Review of the Force Triad Energy Platform (electrocautery device used) service manual, effective date 1/2006, identified the following:

-"Patient and Operating Room Safety: The safe and effective use of electrosurgery depends to a large degree upon factors solely under the control of the operator. There is no substitute for a properly trained and vigilant surgical team. It is important that the operating instructions supplied with the or any electrosurgical equipment be read, understood, and followed."
-"Warning: Fire Hazzard, Sparking and heating associated with electrosurgery can be an ignition source. Keep gauze and sponges wet. Keep electrosurgical electrodes away from flammable materials and oxygen enriched environments. Use of electrosurgery in oxygen rich environments increase the risk of fire. Take measures to reduce the oxygen concentration at the surgical site. Take measures to reduce the oxygen concentration at the surgical site. If possible, stop supplemental oxygen at least one minute before and during use of electrosurgery."

The facility failed to follow the manufacturers recommendations for the Force Triad Energy Platform and take measures to reduce the oxygen concentration at the surgical site to ensure patient safety and prevent harm from occurring.

Review of "The Association of Perioperative Registered Nurses (AORN)" "3 Risks for Fire in the OR & the Interventions You Need to Protect Patients" identified the following safety interventions to implement when open oxygen is being administered, published 10/11/2023, showed:
-Cover hair near the surgical site with water-soluble gel and use water-based ophthalmic lubricant in the eyes.
-Configure drapes to allow oxygen to flow freely and not accumulate under the drapes.
-Use moistened radiopaque sponges near oxidizers and ignitions sources.
-Notify the anesthesia professional before using an ignition source.

Review of "The American Society of Anesthesiologists (ASA) Practice Advisory for the Prevention and Management of Operating Room Fires", Feb 2013, recommended "surgeons should inform anesthesiologists before using a potential ignition source, and anesthesiologists should inform surgeons if there is a potential for an ignition source to be exposed to an oxygen-enriched environment."

Review of the Joint Commission's (organization that accredits healthcare organizations) Sentinel Event Alert document (identifies specific types of adverse events and high-risk conditions, describes underlying causes and recommends steps to reduce the risk and prevent future occurrences) titled "Updated Surgical Fire Prevention for the 21st Century", dated 10/18/2023, recommended: " Stop or reduce the delivery of supplemental oxygen or nitrous oxide to the minimum required to avoid hypoxia for at least one minute before the use of electrosurgical devices; battery-powered, hand-held cautery units; or lasers for head, neck, or upper chest procedures."

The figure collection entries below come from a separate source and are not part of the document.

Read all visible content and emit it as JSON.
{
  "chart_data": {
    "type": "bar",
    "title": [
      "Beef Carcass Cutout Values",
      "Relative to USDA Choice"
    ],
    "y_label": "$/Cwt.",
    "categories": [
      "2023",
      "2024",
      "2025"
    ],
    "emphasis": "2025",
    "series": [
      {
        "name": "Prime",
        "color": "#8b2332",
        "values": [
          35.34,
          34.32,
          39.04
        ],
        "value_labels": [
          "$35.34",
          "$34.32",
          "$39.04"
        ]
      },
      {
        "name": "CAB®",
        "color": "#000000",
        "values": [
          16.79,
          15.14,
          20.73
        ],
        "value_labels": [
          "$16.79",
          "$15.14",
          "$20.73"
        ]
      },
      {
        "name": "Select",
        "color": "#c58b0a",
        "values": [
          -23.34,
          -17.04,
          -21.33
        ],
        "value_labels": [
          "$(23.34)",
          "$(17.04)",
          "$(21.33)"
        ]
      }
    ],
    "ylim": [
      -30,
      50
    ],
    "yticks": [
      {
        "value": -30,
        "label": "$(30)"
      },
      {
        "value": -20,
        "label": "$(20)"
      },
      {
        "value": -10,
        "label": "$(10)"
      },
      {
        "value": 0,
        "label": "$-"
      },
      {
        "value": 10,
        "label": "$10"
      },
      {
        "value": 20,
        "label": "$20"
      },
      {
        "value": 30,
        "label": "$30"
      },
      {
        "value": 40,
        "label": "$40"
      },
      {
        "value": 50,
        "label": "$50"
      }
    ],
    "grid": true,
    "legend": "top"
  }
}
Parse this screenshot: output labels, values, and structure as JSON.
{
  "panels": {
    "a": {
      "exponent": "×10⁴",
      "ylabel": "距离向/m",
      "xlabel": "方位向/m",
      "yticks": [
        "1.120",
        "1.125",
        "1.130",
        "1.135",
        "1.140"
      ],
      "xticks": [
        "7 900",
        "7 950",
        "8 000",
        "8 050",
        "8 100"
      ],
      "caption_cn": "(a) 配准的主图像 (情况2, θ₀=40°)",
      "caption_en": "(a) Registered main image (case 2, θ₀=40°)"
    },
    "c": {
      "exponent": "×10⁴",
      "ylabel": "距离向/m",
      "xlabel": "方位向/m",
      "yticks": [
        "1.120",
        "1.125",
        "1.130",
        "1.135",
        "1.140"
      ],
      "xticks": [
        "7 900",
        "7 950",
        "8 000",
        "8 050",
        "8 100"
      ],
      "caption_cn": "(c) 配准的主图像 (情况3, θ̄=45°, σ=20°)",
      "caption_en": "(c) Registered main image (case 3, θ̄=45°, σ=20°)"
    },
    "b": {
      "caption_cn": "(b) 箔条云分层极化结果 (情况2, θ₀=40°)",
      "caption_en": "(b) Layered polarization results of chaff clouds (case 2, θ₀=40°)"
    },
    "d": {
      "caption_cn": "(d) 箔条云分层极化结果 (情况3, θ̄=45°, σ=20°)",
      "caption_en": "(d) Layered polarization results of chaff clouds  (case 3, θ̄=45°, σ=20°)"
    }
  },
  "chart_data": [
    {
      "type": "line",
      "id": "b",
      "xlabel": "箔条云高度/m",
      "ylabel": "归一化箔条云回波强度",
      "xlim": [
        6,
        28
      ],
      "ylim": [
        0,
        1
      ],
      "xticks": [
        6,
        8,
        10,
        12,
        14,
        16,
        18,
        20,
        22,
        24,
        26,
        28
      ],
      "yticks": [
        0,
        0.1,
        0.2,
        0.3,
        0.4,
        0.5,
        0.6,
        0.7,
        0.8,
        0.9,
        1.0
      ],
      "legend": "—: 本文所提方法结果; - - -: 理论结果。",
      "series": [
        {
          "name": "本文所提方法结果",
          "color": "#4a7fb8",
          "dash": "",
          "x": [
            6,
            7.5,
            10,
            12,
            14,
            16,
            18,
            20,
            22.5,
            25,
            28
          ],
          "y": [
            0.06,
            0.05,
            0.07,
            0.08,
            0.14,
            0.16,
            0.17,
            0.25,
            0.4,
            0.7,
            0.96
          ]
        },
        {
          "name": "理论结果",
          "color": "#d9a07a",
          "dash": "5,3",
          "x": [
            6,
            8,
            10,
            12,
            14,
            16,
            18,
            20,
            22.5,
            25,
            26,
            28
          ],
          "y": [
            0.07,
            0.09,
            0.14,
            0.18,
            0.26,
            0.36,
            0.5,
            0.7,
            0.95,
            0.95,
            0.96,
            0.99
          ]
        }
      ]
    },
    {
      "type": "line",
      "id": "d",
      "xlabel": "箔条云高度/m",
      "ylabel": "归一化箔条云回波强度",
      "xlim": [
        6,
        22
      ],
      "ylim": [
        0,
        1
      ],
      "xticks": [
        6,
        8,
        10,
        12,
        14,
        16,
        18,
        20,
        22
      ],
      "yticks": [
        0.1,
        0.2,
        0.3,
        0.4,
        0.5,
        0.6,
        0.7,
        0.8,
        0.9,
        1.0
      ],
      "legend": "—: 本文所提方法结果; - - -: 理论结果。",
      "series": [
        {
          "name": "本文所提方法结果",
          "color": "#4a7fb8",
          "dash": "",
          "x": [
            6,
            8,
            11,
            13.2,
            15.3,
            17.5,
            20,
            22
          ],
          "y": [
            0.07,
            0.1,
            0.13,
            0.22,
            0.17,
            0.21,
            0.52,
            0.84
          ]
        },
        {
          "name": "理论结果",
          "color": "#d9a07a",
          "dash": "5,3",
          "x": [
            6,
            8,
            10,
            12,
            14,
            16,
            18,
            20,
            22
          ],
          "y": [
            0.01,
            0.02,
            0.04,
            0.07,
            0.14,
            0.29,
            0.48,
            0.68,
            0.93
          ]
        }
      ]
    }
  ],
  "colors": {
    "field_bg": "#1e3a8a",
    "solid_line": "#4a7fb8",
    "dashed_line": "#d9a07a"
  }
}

Review of P1's Electronic Medical Record (EMR) showed no documentation fuel sources were stopped or reduced to prevent a fire from occurring.

The facility failed to follow the recommendations of the Joint Commission to reduce the risk and prevent a fire from occurring.

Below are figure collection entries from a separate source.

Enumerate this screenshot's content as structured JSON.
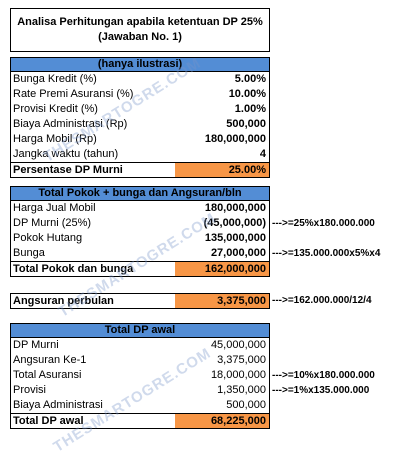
{
  "title": [
    "Analisa Perhitungan apabila ketentuan DP 25%",
    "(Jawaban No. 1)"
  ],
  "watermark": "THESMARTOGRE.COM",
  "blocks": [
    {
      "header": "(hanya ilustrasi)",
      "rows": [
        {
          "label": "Bunga Kredit (%)",
          "value": "5.00%"
        },
        {
          "label": "Rate Premi Asuransi (%)",
          "value": "10.00%"
        },
        {
          "label": "Provisi Kredit (%)",
          "value": "1.00%"
        },
        {
          "label": "Biaya Administrasi (Rp)",
          "value": "500,000"
        },
        {
          "label": "Harga Mobil (Rp)",
          "value": "180,000,000"
        },
        {
          "label": "Jangka waktu (tahun)",
          "value": "4"
        },
        {
          "label": "Persentase DP Murni",
          "value": "25.00%",
          "bold": true,
          "highlight": true
        }
      ]
    },
    {
      "header": "Total Pokok + bunga dan Angsuran/bln",
      "rows": [
        {
          "label": "Harga Jual Mobil",
          "value": "180,000,000"
        },
        {
          "label": "DP Murni (25%)",
          "value": "(45,000,000)",
          "note": "--->=25%x180.000.000"
        },
        {
          "label": "Pokok Hutang",
          "value": "135,000,000"
        },
        {
          "label": "Bunga",
          "value": "27,000,000",
          "note": "--->=135.000.000x5%x4"
        },
        {
          "label": "Total Pokok dan bunga",
          "value": "162,000,000",
          "bold": true,
          "highlight": true
        }
      ]
    },
    {
      "rows": [
        {
          "label": "Angsuran perbulan",
          "value": "3,375,000",
          "bold": true,
          "highlight": true,
          "note": "--->=162.000.000/12/4"
        }
      ]
    },
    {
      "header": "Total DP awal",
      "rows": [
        {
          "label": "DP Murni",
          "value": "45,000,000",
          "plain": true
        },
        {
          "label": "Angsuran Ke-1",
          "value": "3,375,000",
          "plain": true
        },
        {
          "label": "Total Asuransi",
          "value": "18,000,000",
          "plain": true,
          "note": "--->=10%x180.000.000"
        },
        {
          "label": "Provisi",
          "value": "1,350,000",
          "plain": true,
          "note": "--->=1%x135.000.000"
        },
        {
          "label": "Biaya Administrasi",
          "value": "500,000",
          "plain": true
        },
        {
          "label": "Total DP awal",
          "value": "68,225,000",
          "bold": true,
          "highlight": true
        }
      ]
    }
  ]
}
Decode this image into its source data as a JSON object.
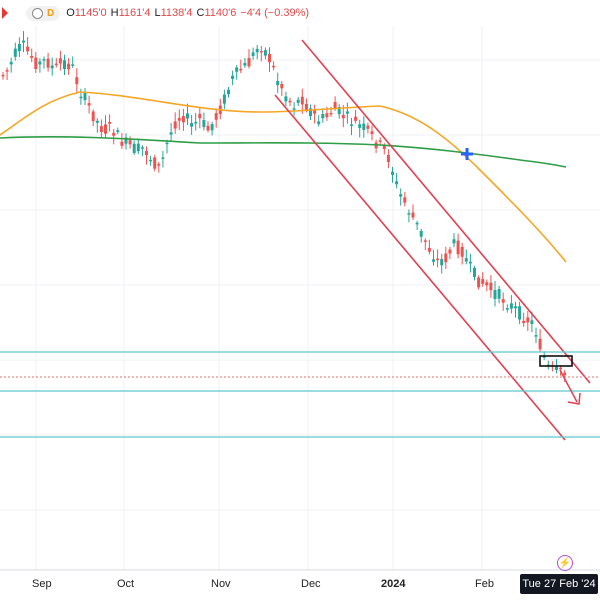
{
  "header": {
    "display_toggle_label": "D",
    "open": "1145'0",
    "high": "1161'4",
    "low": "1138'4",
    "close": "1140'6",
    "change": "−4'4 (−0.39%)",
    "labels": {
      "open": "O",
      "high": "H",
      "low": "L",
      "close": "C"
    }
  },
  "colors": {
    "up": "#26a69a",
    "down": "#ef5350",
    "ma_fast": "#f5a623",
    "ma_slow": "#2e9d46",
    "channel": "#e04050",
    "level_lines": "#5fc7cf",
    "crosshair": "#e57373",
    "cross_marker": "#2962ff"
  },
  "date_badge": "Tue 27 Feb '24",
  "chart_data": {
    "type": "candlestick",
    "x_axis_labels": [
      {
        "label": "Sep",
        "year": false
      },
      {
        "label": "Oct",
        "year": false
      },
      {
        "label": "Nov",
        "year": false
      },
      {
        "label": "Dec",
        "year": false
      },
      {
        "label": "2024",
        "year": true
      },
      {
        "label": "Feb",
        "year": false
      }
    ],
    "price_axis_visible": false,
    "grid": true,
    "overlays": [
      "moving_average_fast (orange)",
      "moving_average_slow (green)",
      "descending_channel (red, two parallel lines)",
      "horizontal_levels (cyan, three)",
      "current_price_dotted_line",
      "crossover_marker (blue cross)",
      "projection_arrow (red)",
      "highlight_box_on_recent_candles"
    ],
    "note": "Bushel soybean-style daily chart with strong downtrend inside channel"
  }
}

During an interview on 12/14/23 at 12:40 PM, RN-A stated she was unsure if the surgeon tells the anesthesia provider when a cautery tool is being used.

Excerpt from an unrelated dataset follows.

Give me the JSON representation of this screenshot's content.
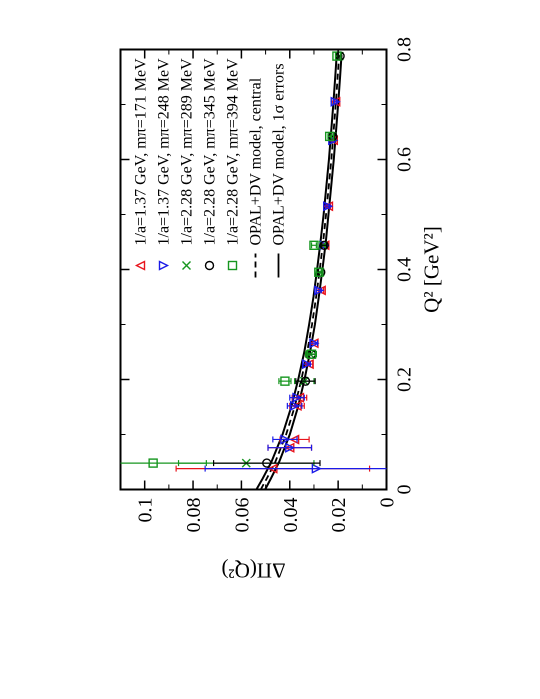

During interview on 12/19/23 at 1:30 PM, MD-A stated "I cannot tell you for sure I told the anesthesia provider I was using a electrocautery tool, but I always do." He stated the oxygen should have been shut off and allowed to dissipate before using the electrocautery tool. He stated mitigating risks would include "turning the oxygen on and off when using the electrocautery device, talk with the anesthesia provider and drape the patient so that more of their face is exposed.

During interview on 12/19/23 at 1:42 PM, MD-B stated it wasn't dictated how anesthesia providers administered oxygen in surgical procedures as long as they were turning it off while using a cautery tool.

During an interview on 12/19/23 at 4:06 PM, MD-C was unable to validate if surgeons and anesthesia providers communicate regarding the use of the cautery tool during surgical procedures.